## Pandas - MultiLevel Indexing

In [None]:
import pandas as pd
import numpy as np

In [None]:
data = [['Alice', 'Alice', 'Bob', 'Bob', 'Charlie', 'Charlie', 'Dave', 'Dave'],
  ['cs1', 'cs2', 'cs1', 'cs2', 'cs1', 'cs2', 'cs1', 'cs2']]

In [None]:
tuples = list(zip(*data))
tuples

In [None]:
[(student, course) for student in ['Alice', 'Bob', 'Charlie', 'Dave'] \
                     for course in ['cs1', 'cs2']]

In [None]:
indices = pd.MultiIndex.from_tuples(tuples, 
                                    names = ['Student', 'Class'])
indices

In [None]:
np.random.seed(123)
s = pd.Series(np.random.randint(60,80,8), index = indices)
s

In [None]:
# Using tuples as atomic labels 

np.random.seed(123)
pd.Series(np.random.randint(60,80,8), index = tuples)

In [None]:
# Another approach

data = [['Alice','Bob','Charlie','Dave'],
        ['cs1', 'cs2']]

indices = pd.MultiIndex.from_product(data, 
                                     names=['Student', 'Class'])
indices

In [None]:
np.random.seed(123)
s = pd.Series(np.random.randint(60,80,8), index = indices)
s

In [None]:
# Convenient

np.random.seed(123)
data = [['Alice', 'Alice', 'Bob', 'Bob', 'Charlie', 'Charlie', 'Dave', 'Dave'],
        ['cs1', 'cs2', 'cs1', 'cs2', 'cs1', 'cs2', 'cs1', 'cs2']]

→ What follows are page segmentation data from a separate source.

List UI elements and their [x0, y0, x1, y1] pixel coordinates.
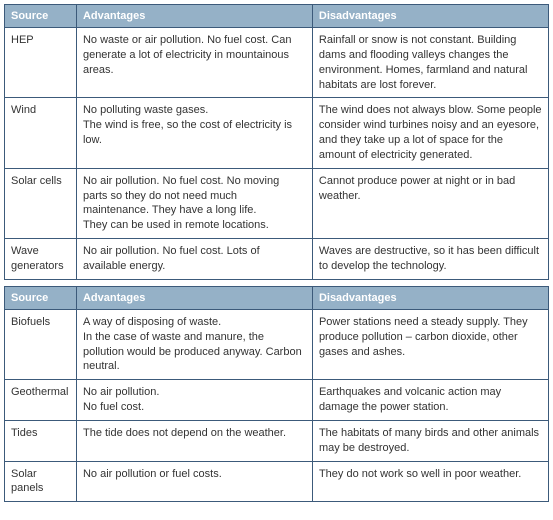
- energy-table-1: Source Advantages Disadvantages HEP No w…: [4, 4, 549, 280]
- table-header-row: Source Advantages Disadvantages: [5, 286, 549, 309]
- cell-advantages: No air pollution or fuel costs.: [76, 461, 312, 502]
- cell-source: Wave generators: [5, 239, 77, 280]
- cell-source: Solar panels: [5, 461, 77, 502]
- cell-advantages: No waste or air pollution. No fuel cost.…: [76, 28, 312, 98]
- table-row: Wave generators No air pollution. No fue…: [5, 239, 549, 280]
- table-row: Wind No polluting waste gases.The wind i…: [5, 98, 549, 168]
- table-row: Biofuels A way of disposing of waste.In …: [5, 309, 549, 379]
- energy-table-2: Source Advantages Disadvantages Biofuels…: [4, 286, 549, 502]
- cell-source: Biofuels: [5, 309, 77, 379]
- table-row: HEP No waste or air pollution. No fuel c…: [5, 28, 549, 98]
- cell-disadvantages: Earthquakes and volcanic action may dama…: [312, 380, 548, 421]
- cell-advantages: The tide does not depend on the weather.: [76, 420, 312, 461]
- table-row: Solar panels No air pollution or fuel co…: [5, 461, 549, 502]
- cell-source: Geothermal: [5, 380, 77, 421]
- cell-disadvantages: Power stations need a steady supply. The…: [312, 309, 548, 379]
- header-disadvantages: Disadvantages: [312, 5, 548, 28]
- table-row: Tides The tide does not depend on the we…: [5, 420, 549, 461]
- cell-advantages: No air pollution. No fuel cost. Lots of …: [76, 239, 312, 280]
- cell-disadvantages: The habitats of many birds and other ani…: [312, 420, 548, 461]
- header-disadvantages: Disadvantages: [312, 286, 548, 309]
- cell-source: Tides: [5, 420, 77, 461]
- cell-disadvantages: The wind does not always blow. Some peop…: [312, 98, 548, 168]
- header-advantages: Advantages: [76, 286, 312, 309]
- cell-disadvantages: Cannot produce power at night or in bad …: [312, 168, 548, 238]
- cell-source: Wind: [5, 98, 77, 168]
- cell-disadvantages: Rainfall or snow is not constant. Buildi…: [312, 28, 548, 98]
- cell-advantages: No air pollution.No fuel cost.: [76, 380, 312, 421]
- cell-advantages: No air pollution. No fuel cost. No movin…: [76, 168, 312, 238]
- cell-advantages: A way of disposing of waste.In the case …: [76, 309, 312, 379]
- header-advantages: Advantages: [76, 5, 312, 28]
- header-source: Source: [5, 5, 77, 28]
- header-source: Source: [5, 286, 77, 309]
- cell-source: Solar cells: [5, 168, 77, 238]
- table-row: Geothermal No air pollution.No fuel cost…: [5, 380, 549, 421]
- cell-source: HEP: [5, 28, 77, 98]
- cell-disadvantages: Waves are destructive, so it has been di…: [312, 239, 548, 280]
- table-row: Solar cells No air pollution. No fuel co…: [5, 168, 549, 238]
- table-header-row: Source Advantages Disadvantages: [5, 5, 549, 28]
- cell-disadvantages: They do not work so well in poor weather…: [312, 461, 548, 502]
- cell-advantages: No polluting waste gases.The wind is fre…: [76, 98, 312, 168]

s = pd.Series(np.random.randint(60,80,8), index = data)
s


In [None]:
np.random.seed(123)
data = [['Alice', 'Alice', 'Bob', 'Bob', 'Charlie', 'Charlie', 'Dave', 'Dave'],
        ['cs1', 'cs2', 'cs1', 'cs2', 'cs1', 'cs2', 'cs1', 'cs2']]

df = pd.DataFrame(np.random.randint(60,80,(8, 4)), index = data,
                 columns = ['Quiz1', 'Quiz2', 'Quiz3', 'Quiz4'])
df

In [None]:
df.index

In [None]:
df.index.names = ['Student', 'Class']
df

In [None]:
df.index.get_level_values(0)

In [None]:
df.index.get_level_values(1)

In [None]:
df.index.get_level_values('Class')

### Indexing with MultiIndex

In [None]:
df

In [None]:
df.loc['Bob']

In [None]:
df.loc['Bob','cs1']

In [None]:
df.loc['Bob'].loc['cs1']

In [None]:
df.loc[('Bob', 'cs1')]

In [None]:
df.loc[('Bob', 'cs1'), 'Quiz1']

In [None]:
df.loc['Bob':'Dave']

In [None]:
df.loc[('Bob', 'cs2'):('Dave', 'cs1')]

In [None]:
# with list of labels or tuples

df.loc[ [('Bob', 'cs2'), ('Dave', 'cs1')] ]

In [None]:
df

In [None]:
df.columns

In [None]:
df.unstack()

In [None]:
df.unstack()['Quiz1']

In [None]:
df.unstack()['Quiz1', 'cs1']

In [None]:
# With Series

In [None]:
s

In [None]:
s[:, 'cs1']

In [None]:
s['Bob']

In [None]:
s['Bob']['cs1']

In [None]:
s[('Bob','cs1')]

In [None]:
s['Bob','cs1']

In [None]:
s

In [None]:
s.unstack()

In [None]:
s.unstack()['cs1']

### Cross-section
 - xs()

In [None]:
df

In [None]:
df.xs('Bob')

In [None]:
df.xs('cs1', level=1)

In [None]:
df.xs('cs1', level='Class')

In [None]:
# Using slice

df.loc[(slice(None), 'cs1'), :]

In [None]:
df.loc[(slice('Alice','Charlie'), slice(None)), :]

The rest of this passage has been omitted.